Tutte le virtù dello scopeton

Mercoledì 20 Novembre 2019
Tutte le virtù dello scopeton
Alfonso Sarno
Godereccio il popolo veneto ma, nello stesso tempo, ricolmo di religiosità sentita e sincera tanto da rispettare con grande compunzione i digiuni propiziatori o penitenziali prescritti dalla Chiesa. Una vera miriade, oggi drasticamente ridotti all'osso che facevano sì che i giorni di grasso venissero frequentemente interrotti da quelli di magro. Da 130 a circa 170 nel corso di un anno: oltre ai giorni dell'Avvento natalizio contemplavano anche l'intero periodo della Quaresima, - dal falò di Carnevale bruciato nelle piazze al sabato prima di Pasqua quando venivano sciolte le campane legate la sera del giovedì santo e suonate al Gloria per annunciare la morte e la resurrezione di Gesù Cristo le Quattro Tempora di primavera, estate, autunno ed inverno; le vigilie delle feste locali più importanti; i giorni di mercoledì, venerdì e sabato di ogni settimana, a cui se ne aggiunsero altri nel Cinque e Seicento per chiedere al Signore di scampare al flagello della pestilenza causata dalla fragilità umana predisposta al peccato. Da rispettare volenti o nolenti visto che i trasgressori rischiavano d'incorrere nelle punizioni comminate non soltanto dalle autorità ecclesiastiche ma anche da quelle civili e che potevano giungere persino alla condanna a morte. Pena estrema questa - voluta da Carlo Magno, primo imperatore del Sacro Romano Impero per coloro i quali avessero mangiato carne il venerdì nonostante lo stesso ne fosse un accanito consumatore, pretendendola a tavola ben 4 volte al giorno e di specie diverse, fino ad ammalarsi di gotta nonché conquistatore seriale di donne. Un rigore basato anche su motivazioni religiose per le quali il consumo eccessivo e continuo della carne favoriva la sensualità, inducendo le persone al peccato; per arginarlo nel giorno principalmente legato al digiuno ne venne vietata qualsiasi tipo di vendita dando così spazio alle verdure ed ai pesci, soprattutto, a quelli poveri ponendo le basi della cucina di magro.

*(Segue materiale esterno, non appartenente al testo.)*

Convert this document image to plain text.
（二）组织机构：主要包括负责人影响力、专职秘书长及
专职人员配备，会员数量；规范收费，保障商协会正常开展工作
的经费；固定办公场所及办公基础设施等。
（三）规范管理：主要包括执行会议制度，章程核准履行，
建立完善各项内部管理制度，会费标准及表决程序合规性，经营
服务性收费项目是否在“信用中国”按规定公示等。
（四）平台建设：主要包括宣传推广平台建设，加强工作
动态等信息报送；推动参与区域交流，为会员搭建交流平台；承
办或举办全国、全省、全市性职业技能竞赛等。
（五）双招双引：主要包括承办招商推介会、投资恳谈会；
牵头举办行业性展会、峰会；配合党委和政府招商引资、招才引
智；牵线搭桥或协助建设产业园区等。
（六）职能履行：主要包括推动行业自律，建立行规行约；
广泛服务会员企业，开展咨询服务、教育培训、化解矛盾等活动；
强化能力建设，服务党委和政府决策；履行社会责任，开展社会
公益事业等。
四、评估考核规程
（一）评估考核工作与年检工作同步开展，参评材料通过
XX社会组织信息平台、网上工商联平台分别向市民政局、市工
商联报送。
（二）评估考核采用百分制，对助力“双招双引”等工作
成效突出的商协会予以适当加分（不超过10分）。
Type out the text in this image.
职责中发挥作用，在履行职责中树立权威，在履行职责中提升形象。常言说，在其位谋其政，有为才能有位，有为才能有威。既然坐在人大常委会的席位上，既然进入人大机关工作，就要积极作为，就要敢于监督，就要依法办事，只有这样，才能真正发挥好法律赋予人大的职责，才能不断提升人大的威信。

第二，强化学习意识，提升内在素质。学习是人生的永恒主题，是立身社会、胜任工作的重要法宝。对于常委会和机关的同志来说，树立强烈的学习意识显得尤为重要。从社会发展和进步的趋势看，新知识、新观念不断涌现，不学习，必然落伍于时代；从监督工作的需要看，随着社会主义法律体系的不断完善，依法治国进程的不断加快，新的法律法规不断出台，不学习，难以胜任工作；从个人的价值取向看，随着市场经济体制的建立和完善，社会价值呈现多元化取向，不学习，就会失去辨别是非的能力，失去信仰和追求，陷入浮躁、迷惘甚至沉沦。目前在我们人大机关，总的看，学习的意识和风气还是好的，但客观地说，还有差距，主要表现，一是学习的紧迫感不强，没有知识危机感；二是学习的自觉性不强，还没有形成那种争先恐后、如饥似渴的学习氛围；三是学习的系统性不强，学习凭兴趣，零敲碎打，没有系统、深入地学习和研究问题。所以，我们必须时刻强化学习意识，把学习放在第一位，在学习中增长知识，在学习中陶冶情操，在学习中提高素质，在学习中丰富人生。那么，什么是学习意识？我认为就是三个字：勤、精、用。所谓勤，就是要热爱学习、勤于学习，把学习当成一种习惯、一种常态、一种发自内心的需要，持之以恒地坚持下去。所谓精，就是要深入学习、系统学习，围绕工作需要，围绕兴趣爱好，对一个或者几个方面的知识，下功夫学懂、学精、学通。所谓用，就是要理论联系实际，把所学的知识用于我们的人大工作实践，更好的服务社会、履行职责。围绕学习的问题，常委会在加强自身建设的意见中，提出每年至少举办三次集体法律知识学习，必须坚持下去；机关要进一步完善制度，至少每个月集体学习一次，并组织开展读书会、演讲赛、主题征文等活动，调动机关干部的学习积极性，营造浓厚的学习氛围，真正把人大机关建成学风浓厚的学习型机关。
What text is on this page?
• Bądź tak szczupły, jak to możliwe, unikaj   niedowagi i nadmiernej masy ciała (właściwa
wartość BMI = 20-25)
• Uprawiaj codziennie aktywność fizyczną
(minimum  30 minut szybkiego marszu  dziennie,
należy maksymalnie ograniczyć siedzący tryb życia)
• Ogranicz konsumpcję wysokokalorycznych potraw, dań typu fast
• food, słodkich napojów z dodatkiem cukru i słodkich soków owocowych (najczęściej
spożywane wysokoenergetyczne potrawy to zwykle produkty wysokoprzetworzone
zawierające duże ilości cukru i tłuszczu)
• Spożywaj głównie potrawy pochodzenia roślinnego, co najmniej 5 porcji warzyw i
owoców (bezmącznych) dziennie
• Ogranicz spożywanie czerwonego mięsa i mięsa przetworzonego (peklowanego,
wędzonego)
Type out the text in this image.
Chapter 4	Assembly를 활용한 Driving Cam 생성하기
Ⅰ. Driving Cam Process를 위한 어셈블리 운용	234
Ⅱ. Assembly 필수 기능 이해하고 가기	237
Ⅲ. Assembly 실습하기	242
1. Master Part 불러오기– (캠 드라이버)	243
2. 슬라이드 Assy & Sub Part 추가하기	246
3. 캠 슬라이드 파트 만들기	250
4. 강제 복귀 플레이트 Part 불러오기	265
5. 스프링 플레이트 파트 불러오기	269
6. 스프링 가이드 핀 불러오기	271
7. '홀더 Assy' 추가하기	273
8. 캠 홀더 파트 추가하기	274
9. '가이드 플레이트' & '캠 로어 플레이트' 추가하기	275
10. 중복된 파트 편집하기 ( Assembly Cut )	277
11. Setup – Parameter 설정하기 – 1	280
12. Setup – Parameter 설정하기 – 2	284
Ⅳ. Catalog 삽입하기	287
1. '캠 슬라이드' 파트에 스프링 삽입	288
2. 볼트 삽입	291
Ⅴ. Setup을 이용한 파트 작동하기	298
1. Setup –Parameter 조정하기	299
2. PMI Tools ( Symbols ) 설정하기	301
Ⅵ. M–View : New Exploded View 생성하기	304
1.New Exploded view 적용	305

A cui, per la verità, i veneti soprattutto delle classi sociali più povere erano da sempre abituati: gli ultimi tra gli ultimi, i poverissimi, che vivevano nella miseria più nera, servi malpagati dei nobili e dei monaci che abitavano i tanti, imponenti monasteri disseminati per tutta la regione. Avendo la dispensa di casa desolatamente vuota impararono a placare i morsi della fame con la fantasia: a loro si deve un ingenuo piatto che sa di poesia, ricordato in Novecento, il famosissimo e super premiato film del regista Bernardo Bertolucci ovvero l'aringa in dialetto lo scopeton - affumicata battuta, unico cibo alla portata delle loro tasche. L'abitudine, cioè, di strofinarla su di una fetta di pane per lo più di segale in maniera da poterne almeno mangiare, afferrare il profumo o, quando le cose andavano meglio appenderla con uno spago sopra al tavolo e strofinarla, per un attimo, con una fetta di polenta calda, insaporendola. L'aringa, apristrada alla fortuna di baccalà e stoccafisso che, scrive Paolo Monelli ne Il ghiottone errante, pubblicato nel 1947 da Garzanti i veneziani seppero valorizzare al meglio: Altri giochi fanno col baccalà: non si immagina che cosa sappiamo combinare con questo triste pesce borealeQui arriva secco, stoccafisso, stokfish, pesce bastone. Arlecchino prende il bastone, lo caccia nell'olio, nel latte, nella polenta, lo trasfigura, ne fa un cibo molle e degno de dar scacomato a tutte le pietanze, come cantò un oscuro ottecentista. Baccalà mantecato, baccalà alla veneziana: il poeta suddetto afferma che può comparire in trenta modi. Una fortuna di cui sono protagonisti le monache ed i monaci cucinieri decisi a mangiar bene, saporito anche nei lunghi classici periodi di magro, in cui non era possibile mangiare carne. Fantasiosi e furbi trasformarono il banale merluzzo in un piatto degno di comparire davanti al re, senza trasgredire ai divieti sacramentali creando ricette come il baccalà alla vicentina oltre a quelli ricordate da Monelli nel suo volume contribuendo alla storia dell'enogastronomia monastica che vede l'Italia protagonista insieme con altre nazioni di secolare matrice cattolica come il Belgio, la Francia e la Spagna.